The verb ‘to scale up’ or ‘to scale,’ in this context, means to make a business expand in a proportional and profitable way. When a company grows, it is important to make sure that it expands in a financially and commercially healthy way.
Scalability is a measure of how fast or slowly a company, system, or any entity can adapt to greater demand and growth.
Getting your 1000th customers is quite different from getting your first. Hiring your 100th worker is not the same as hiring your first. As your client base and workforce grow, your company needs to be able to function efficiently and profitably. To scale up means to be able to do that successfully.
When a business begins to grow, i.e., to scale up, some weaknesses may become evident. Sometimes, it is not possible to fix them – it is too late. At this point, the company’s biggest problem is growth – it can’t expand without getting into serious trouble.
Prepare for growth
It is important to prepare beforehand for growth. If you set up a startup, you need to think carefully how growth will affect the business. It is possible to prepare yourself – you can be ready to scale up.
Learn from your larger competitors
If you can, try to find out how your larger competitors managed to scale up successfully. Find out as much as you can about them. What is the size of their workforce? How many vehicles do they have? What is the size of their current office or factory space? How are they selling, and where? What technology do they use?
Put simply, try to define their current business model. Where they are now is where you hope to be one day. By observing them, you can prepare yourself more effectively.
Where are you now?
Before even thinking about growth, you need to know and define exactly where your business is now – where does it stand?
What if sales doubled?
After you have managed to do that, imagine what would happen if sales suddenly doubled. Would your company be able to cope?
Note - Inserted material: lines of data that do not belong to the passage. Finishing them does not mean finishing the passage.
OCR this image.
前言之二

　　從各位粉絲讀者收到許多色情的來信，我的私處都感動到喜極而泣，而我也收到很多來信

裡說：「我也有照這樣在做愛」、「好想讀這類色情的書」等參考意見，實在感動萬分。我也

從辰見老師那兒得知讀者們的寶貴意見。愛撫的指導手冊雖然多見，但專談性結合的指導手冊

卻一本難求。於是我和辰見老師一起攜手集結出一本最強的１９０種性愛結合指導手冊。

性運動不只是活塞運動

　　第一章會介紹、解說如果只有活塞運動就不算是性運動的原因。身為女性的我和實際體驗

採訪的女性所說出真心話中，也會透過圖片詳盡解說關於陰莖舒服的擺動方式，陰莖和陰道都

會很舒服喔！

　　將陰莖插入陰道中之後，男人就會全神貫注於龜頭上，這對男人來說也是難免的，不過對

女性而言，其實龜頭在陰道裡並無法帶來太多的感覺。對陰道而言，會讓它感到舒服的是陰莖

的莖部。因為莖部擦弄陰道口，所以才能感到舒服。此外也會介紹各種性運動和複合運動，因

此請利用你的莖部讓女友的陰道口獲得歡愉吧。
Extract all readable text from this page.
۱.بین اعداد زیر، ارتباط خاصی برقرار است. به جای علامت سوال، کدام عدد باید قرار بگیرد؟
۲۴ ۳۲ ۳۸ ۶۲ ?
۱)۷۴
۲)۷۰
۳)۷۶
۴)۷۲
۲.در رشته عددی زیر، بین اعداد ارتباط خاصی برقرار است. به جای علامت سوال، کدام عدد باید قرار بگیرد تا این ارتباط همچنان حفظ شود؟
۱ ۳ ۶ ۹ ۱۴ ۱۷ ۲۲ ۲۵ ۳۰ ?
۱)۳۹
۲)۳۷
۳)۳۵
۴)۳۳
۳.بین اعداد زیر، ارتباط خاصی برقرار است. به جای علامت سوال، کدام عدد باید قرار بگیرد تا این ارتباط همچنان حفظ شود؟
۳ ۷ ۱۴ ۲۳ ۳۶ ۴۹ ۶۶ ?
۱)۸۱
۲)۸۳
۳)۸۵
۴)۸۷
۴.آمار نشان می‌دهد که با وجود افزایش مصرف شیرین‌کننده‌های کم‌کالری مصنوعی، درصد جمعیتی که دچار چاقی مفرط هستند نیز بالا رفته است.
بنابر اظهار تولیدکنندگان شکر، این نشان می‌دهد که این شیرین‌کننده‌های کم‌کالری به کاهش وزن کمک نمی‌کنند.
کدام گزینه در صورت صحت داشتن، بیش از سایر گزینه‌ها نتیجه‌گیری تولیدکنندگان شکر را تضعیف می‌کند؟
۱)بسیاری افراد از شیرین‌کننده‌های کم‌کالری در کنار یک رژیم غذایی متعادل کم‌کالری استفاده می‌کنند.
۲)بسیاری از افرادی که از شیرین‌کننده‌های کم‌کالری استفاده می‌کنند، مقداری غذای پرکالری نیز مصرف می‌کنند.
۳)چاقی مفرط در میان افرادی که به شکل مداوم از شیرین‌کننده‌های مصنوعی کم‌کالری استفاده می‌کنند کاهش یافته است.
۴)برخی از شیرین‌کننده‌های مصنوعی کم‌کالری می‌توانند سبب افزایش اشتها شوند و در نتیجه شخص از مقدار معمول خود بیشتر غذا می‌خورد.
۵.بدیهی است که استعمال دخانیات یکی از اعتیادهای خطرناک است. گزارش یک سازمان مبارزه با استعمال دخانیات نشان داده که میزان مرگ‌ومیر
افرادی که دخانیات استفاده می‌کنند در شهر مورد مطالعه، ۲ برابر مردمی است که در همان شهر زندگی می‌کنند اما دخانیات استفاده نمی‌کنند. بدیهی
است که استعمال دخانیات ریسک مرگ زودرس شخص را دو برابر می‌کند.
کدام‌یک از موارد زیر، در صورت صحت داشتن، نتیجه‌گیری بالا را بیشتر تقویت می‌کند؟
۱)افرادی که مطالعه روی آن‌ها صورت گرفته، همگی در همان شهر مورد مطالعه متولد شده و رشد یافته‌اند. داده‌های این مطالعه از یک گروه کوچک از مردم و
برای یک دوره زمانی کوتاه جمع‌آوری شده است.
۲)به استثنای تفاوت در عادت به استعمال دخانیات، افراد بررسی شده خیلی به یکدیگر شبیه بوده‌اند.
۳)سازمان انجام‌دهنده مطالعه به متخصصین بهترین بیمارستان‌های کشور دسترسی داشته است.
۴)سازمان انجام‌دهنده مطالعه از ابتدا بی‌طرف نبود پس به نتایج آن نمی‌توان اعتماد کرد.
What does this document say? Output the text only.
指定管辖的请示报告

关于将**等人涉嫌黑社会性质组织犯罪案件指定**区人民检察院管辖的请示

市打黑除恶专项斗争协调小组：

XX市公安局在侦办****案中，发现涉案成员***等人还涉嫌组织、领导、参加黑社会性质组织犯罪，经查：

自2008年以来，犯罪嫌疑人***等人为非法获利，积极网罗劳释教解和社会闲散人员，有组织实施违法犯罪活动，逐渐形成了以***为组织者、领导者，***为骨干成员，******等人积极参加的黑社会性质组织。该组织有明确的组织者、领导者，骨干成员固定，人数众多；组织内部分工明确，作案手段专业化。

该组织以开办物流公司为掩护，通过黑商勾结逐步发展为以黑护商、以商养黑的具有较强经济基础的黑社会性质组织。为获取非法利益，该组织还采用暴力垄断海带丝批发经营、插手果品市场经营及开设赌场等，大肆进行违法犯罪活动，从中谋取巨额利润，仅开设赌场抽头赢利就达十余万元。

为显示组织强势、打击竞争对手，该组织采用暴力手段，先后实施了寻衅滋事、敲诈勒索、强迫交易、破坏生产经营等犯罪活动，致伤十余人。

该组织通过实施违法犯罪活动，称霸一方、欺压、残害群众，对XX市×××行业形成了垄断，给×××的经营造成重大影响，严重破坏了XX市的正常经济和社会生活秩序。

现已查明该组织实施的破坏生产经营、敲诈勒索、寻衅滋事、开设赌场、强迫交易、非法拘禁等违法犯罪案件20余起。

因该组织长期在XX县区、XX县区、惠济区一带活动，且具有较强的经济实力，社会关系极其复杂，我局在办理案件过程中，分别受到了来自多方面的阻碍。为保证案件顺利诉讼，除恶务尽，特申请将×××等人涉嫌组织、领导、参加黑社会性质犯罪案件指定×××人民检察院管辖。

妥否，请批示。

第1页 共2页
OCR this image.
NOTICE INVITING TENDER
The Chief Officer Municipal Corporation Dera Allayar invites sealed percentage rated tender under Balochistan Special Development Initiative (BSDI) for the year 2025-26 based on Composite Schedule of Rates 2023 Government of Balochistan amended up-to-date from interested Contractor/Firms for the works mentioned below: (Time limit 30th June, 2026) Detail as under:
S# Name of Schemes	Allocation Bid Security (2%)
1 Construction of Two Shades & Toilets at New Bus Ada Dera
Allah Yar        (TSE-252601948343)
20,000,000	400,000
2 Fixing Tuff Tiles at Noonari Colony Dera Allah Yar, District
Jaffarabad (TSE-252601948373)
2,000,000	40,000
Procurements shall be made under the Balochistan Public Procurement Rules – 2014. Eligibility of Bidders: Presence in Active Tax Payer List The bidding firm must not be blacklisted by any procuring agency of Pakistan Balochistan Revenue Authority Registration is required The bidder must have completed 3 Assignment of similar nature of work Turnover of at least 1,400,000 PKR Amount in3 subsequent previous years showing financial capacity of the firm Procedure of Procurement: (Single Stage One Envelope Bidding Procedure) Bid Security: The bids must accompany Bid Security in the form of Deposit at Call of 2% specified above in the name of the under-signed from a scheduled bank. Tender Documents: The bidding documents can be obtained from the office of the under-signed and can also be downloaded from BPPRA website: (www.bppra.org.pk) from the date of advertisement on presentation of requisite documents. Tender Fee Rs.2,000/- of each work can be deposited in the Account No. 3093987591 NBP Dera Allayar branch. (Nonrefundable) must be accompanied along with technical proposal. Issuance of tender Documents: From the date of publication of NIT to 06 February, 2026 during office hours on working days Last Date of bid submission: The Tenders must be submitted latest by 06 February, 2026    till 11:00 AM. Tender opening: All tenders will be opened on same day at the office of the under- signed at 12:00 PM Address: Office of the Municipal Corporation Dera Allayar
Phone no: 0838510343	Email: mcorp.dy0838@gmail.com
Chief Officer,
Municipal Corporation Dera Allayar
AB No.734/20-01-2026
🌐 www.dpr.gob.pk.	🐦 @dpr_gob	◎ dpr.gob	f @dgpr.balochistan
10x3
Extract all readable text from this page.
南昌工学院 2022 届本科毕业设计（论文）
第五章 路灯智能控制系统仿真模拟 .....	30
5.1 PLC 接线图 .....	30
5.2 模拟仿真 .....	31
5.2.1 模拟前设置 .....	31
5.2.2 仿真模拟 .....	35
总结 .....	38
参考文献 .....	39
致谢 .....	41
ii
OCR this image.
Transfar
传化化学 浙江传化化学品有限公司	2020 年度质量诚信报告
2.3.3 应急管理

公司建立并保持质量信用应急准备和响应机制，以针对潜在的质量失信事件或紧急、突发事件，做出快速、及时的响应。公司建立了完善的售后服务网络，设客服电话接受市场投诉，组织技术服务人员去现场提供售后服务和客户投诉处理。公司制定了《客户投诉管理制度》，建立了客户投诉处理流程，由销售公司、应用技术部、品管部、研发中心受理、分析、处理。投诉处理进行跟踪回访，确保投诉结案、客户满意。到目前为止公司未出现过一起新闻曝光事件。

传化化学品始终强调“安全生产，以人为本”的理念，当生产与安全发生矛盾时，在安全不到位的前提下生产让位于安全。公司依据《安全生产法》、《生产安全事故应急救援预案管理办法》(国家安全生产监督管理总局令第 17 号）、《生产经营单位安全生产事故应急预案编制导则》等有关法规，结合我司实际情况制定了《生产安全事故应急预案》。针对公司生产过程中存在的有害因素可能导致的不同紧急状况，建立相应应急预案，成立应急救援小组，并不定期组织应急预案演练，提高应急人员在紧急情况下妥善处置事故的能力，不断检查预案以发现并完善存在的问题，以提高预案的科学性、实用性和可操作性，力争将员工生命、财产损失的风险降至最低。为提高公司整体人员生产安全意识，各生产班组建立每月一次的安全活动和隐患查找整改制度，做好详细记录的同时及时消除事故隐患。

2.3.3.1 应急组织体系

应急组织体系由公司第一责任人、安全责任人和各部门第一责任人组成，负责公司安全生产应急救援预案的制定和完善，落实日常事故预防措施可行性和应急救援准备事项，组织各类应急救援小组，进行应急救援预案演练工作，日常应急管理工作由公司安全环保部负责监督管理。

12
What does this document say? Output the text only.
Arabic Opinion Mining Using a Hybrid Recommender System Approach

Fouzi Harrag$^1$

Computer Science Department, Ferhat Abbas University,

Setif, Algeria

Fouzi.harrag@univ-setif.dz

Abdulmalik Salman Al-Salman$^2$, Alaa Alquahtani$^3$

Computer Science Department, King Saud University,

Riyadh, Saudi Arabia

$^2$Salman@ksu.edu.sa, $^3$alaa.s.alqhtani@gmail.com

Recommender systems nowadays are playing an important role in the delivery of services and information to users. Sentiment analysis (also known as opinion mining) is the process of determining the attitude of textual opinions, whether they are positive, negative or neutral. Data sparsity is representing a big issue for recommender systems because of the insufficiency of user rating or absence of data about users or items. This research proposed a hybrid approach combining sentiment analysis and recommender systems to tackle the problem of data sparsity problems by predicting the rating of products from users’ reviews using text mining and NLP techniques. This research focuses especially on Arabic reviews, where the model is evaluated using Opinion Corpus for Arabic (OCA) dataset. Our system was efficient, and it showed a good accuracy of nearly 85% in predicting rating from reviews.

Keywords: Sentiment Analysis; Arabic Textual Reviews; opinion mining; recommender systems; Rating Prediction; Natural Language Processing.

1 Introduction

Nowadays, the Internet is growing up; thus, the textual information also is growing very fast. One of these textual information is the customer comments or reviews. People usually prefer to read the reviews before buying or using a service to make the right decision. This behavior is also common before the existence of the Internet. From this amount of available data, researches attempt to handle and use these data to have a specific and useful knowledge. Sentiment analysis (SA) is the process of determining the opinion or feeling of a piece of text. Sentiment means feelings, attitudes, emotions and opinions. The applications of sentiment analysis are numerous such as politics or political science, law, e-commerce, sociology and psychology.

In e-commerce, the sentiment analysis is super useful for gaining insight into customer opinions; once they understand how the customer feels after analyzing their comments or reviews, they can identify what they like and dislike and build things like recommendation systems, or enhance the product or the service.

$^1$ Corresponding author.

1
In most cases, when a client places an order, they do not pay any money up front. You may not see any money from that client until about 30 days after you have delivered their order.
Would you have enough money to survive if sales doubled, or would you have a serious cash flow problem?
If you are not sure how you would cope, talk to your bank manager. Your bank may be able to arrange an overdraft facility or facilitate a short-term business loan.
Another option might be to find a partner with money. However, you would need to be prepared to give up some of the ownership of the business.
Employ good workers
An excellent workforce is much more likely to adapt to growth than a bad one. From day one, as you hire new employees, try to get the best people possible.
Outsourcing is also a useful option if you want to expand without increasing your workforce. Outsourcing refers to hiring an outside firm to perform some of your business duties, such as delivery, manufacturing, or credit control. Rather than doing everything in-house, you could outsource (contract out) some operations.
Good technology is essential
Since the advent of the Internet, e-commerce has grown and spread dramatically across the world. The Internet has changed how we work, play, study, watch our favorite movies and shows, shop, and manage our finance and banking operations. According to perfect.is, it has even changed how millions of people find a date.
When you purchase software, hardware, or any type of technology, make sure it is scalable, especially your software. It needs to be able to grow alongside your young company seamlessly.
There are many products on the market today that can save a lot of money and time. Did you know that there is software that can do all your marketing for you?
Just remember to be ready well in advance for growth. If you have prepared yourself and your workforce, you are less likely to come across unexpected weaknesses that could undermine all your business goals and objectives.